Puis elle approchait du buisson, plus elle le trouvait attrayant. Enfin elle y touchait presque, et alors, quoique la beauté en surpassât toute description, elle ne savait si elle devait ou non prendre plaisir à le regarder. Des centaines de roses différentes entre elles, bien que de la même espèce, étalaient leurs corolles brillantes et diaprées. Cependant Proserpine remarqua sur le feuillage des arbustes qui les portaient, et sur les pétales des fleurs elles-mêmes, une teinte luisante et vitrée qui fit presque soupçonner à l’enfant l’existence de quelque substance vénéneuse. Quoi que ce pût être, et malgré la folie de cette réflexion, elle se sentit disposée à ne pas approcher davantage et même à s’enfuir.

« Insensée que je sui ! pensa-t-elle en prenant courage. Ce sont vraiment les plus beaux rosiers que la terre ait jamais produits. Je vais en déraciner quelques-uns, les apporter à la maison et les planter dans le jardin de ma mère. »

Tenant avec la main gauche son tablier rempli de tout ce qu’elle avait déjà cueilli, la petite ambitieuse saisit la branche la plus forte de l’autre main, et tira, tira tant qu’elle put ; mais son effort n’aboutit même pas à ébranler le sol où s’attachaient les racines. Quel arbuste profondément fixé en terre c’était là ! S’étant de nouveau cramponnée avec résolution, elle observa que le terrain commençait à se soulever et à craquer à quelque distance, autour de la tige rebelle. Elle redoubla de vigueur, mais s’arrêta aussitôt, croyant entendre sous ses pieds un bruit sourd et profond. Les racines s’étendaient-elles jusqu’à quelque caverne enchantée ?… Riant elle-même d’une idée aussi dépourvue de bon sens, elle fait un dernier effort, et voilà le pied déraciné. Triomphante, elle se relève en tenant son trophée, et jette les yeux avec surprise sur la large ouverture qu’elle a pratiquée dans le sol en arrachant le rosier.

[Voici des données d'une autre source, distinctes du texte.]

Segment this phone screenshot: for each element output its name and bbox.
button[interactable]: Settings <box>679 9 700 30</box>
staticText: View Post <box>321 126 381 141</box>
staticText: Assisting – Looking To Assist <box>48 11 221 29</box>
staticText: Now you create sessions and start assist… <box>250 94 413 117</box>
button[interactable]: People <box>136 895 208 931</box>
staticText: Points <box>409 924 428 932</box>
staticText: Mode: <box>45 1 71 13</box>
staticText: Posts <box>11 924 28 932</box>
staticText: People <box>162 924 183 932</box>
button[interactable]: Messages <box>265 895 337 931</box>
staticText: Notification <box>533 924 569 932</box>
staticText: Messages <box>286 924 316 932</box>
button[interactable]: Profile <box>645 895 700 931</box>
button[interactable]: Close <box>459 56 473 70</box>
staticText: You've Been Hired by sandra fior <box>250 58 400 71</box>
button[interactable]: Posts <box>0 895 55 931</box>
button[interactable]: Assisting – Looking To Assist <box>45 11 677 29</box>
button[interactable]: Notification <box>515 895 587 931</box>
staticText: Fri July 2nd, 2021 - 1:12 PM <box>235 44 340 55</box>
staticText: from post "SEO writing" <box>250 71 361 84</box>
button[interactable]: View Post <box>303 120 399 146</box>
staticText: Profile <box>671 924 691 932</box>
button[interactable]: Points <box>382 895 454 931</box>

Ô surprise ! cette ouverture s’agrandissait toujours, et devenait de plus en plus profonde, au point qu’elle semblait être un abîme sans limites. Un murmure incessant sortait des profondeurs du gouffre et croissait en approchant. On eût dit le piétinement des chevaux et le roulement d’un chariot. Trop impressionnée pour prendre la fuite, elle demeura les yeux fixés, le regard perdu dans cette prodigieuse cavité, et ne tarda pas à distinguer un attelage de quatre chevaux noirs, dont les naseaux exhalaient un double jet de fumée, et qui traînaient vers la surface de la terre un char doré, de la plus éblouissante magnificence. Char et coursiers s’élancèrent du précipice sans fond, et parurent au grand jour. C’étaient de nobles animaux agitant leurs crinières et leurs queues noires comme l’ébène, et frappant le sol de leurs pieds nerveux à deux pas de la place où se tenait Proserpine. Dans le char était assis un homme richement vêtu, portant sur la tête une couronne étincelante de diamants, d’une taille majestueuse, beau de figure, mais les traits empreints d’une expression mélancolique et sombre. Il passa sa main sur ses yeux comme pour les ombrager : on eût dit que, peu habitué à la lumière du soleil, il cherchait à en garantir sa vue.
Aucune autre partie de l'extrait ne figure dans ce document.